I think cutting Tate will absolutely help. Crowell has long been my guy, I love his talent and think he has tremendous upside. The fumble issues are what they are for me. If Gordon and Cameron and come back for six games, stretch the field clear an extra linebacker and safety, then the Browns will absolutely see an uptick in production for Crowell and West.
I really want to see how the secondary options produce once Gordon is on the field as well, specifically Taylor Gabriel. Gabriel has been really impressive and with more attention on Gordon, can his production be even better? I would expect that Gabriel has at least to big time games over the course of the last six.
I suppose the next question is, with the recent slew of injuries, specifically to Dansby, can the Browns defense be competent ?
Rich: The defense, the defense, the defense. Losing Dansby hurts. For all that rah-rah talk that coaches have to give about “next man up,” this hurts a defense that couldn’t afford to be hurt. That defense is fragile. Kudos to them, they figured out the secondary, but as we saw last week, stopping the pass is not going to be much of an advantage if you’re going to give up 200 yards on the ground.

Your question asked if I think they can be competent, which is a great over/under line, if that makes any sense. Expectations are not high based on this season’s performance where you have more than half a season played. Definitely no better than competent. I’m going to say slightly less than.
So then, the question becomes: Will the offense be able to compensate? Will the addition productivity of Gordon offset the loss in productivity from the defense?
Mike: Pretty bleak outlook for a 6 and 4 team. Ultimately, the Browns have simply been the best bad team so far, with perhaps the only quality win being the road win in Cincy. I simply don’t see the offense being able to compensate for the losses on the defensive side. Also if I hear another coach say “next man up” I might lose it, I can’t think of a more tired cliche in football.

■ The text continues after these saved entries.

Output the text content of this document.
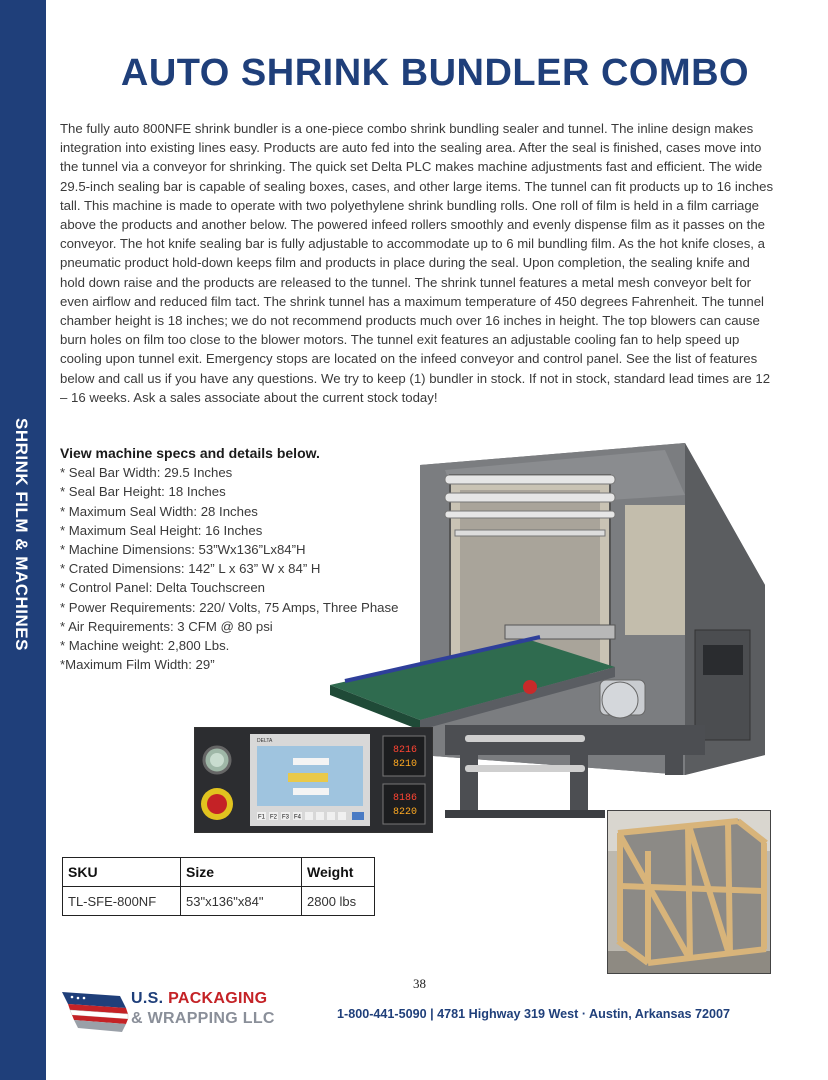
SHRINK FILM & MACHINES
AUTO SHRINK BUNDLER COMBO

The fully auto 800NFE shrink bundler is a one-piece combo shrink bundling sealer and tunnel. The inline design makes integration into existing lines easy. Products are auto fed into the sealing area. After the seal is finished, cases move into the tunnel via a conveyor for shrinking. The quick set Delta PLC makes machine adjustments fast and efficient. The wide 29.5-inch sealing bar is capable of sealing boxes, cases, and other large items. The tunnel can fit products up to 16 inches tall. This machine is made to operate with two polyethylene shrink bundling rolls. One roll of film is held in a film carriage above the products and another below. The powered infeed rollers smoothly and evenly dispense film as it passes on the conveyor. The hot knife sealing bar is fully adjustable to accommodate up to 6 mil bundling film. As the hot knife closes, a pneumatic product hold-down keeps film and products in place during the seal. Upon completion, the sealing knife and hold down raise and the products are released to the tunnel. The shrink tunnel features a metal mesh conveyor belt for even airflow and reduced film tact. The shrink tunnel has a maximum temperature of 450 degrees Fahrenheit. The tunnel chamber height is 18 inches; we do not recommend products much over 16 inches in height. The top blowers can cause burn holes on film too close to the blower motors. The tunnel exit features an adjustable cooling fan to help speed up cooling upon tunnel exit. Emergency stops are located on the infeed conveyor and control panel. See the list of features below and call us if you have any questions. We try to keep (1) bundler in stock. If not in stock, standard lead times are 12 – 16 weeks. Ask a sales associate about the current stock today!

View machine specs and details below.
* Seal Bar Width: 29.5 Inches
* Seal Bar Height: 18 Inches
* Maximum Seal Width: 28 Inches
* Maximum Seal Height: 16 Inches
* Machine Dimensions: 53”Wx136”Lx84”H
* Crated Dimensions: 142” L x 63” W x 84” H
* Control Panel: Delta Touchscreen
* Power Requirements: 220/ Volts, 75 Amps, Three Phase
* Air Requirements: 3 CFM @ 80 psi
* Machine weight: 2,800 Lbs.
*Maximum Film Width: 29”
DELTA
F1 F2 F3 F4
8216
8210
8186
8220
SKU	Size	Weight
TL-SFE-800NF	53"x136"x84"	2800 lbs
38
U.S. PACKAGING
& WRAPPING LLC	1-800-441-5090 | 4781 Highway 319 West · Austin, Arkansas 72007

The rest of the way this looks like a bottom ten defense. The offense has been pretty unpredictable and  unimpressive since the Mack injury. Which means do I think Josh Gordon can suddenly turn this into a top-10 offense and make them true contenders for the division? I don’t.
Josh Gordon is an absolute animal, a top ten wide receiver. Yet, he did a lot in garbage time last season, not that my fantasy team didn’t appreciate it. Was he an animal with Weeden and Campbell staring him down, throwing the ball to him 12 times a games? Yes.
I just don’t think he is a transcendent talent that suddenly causes this offense to be efficient again. Now they are facing a bad defense in Atlanta this week, I would bet on him having a big game and the offense looking solid. After that I don’t have a lot of optimism.
They have issues at quarterback, the running game has been borderline horrrendous since Mack went down. Can a single player hide those issues? I just don’t think so. What do you think Rich?  What score do you have for the Atlanta game? I have Falcons 27-Browns 24.
Rich: The problem with the Falcons is that the only thing they are good at is throwing the football. They rank near the bottom in rushing and in defense. They have 4 wins, but all of those wins are against the NFC South where those 4 wins puts the Falcons in 1st place. In other words, if the Raiders, who got their first win of the season Thursday night, were in the NFC South, they’d be 3 games out of 1st.

My pessimism about the Browns is mostly a macro look at the team. I still believe that they are a dangerous team who can take a game from you if you’re having a flat day.
I’m predicting a road win here. Browns control the clock and the tempo, come away a 23-13 winner.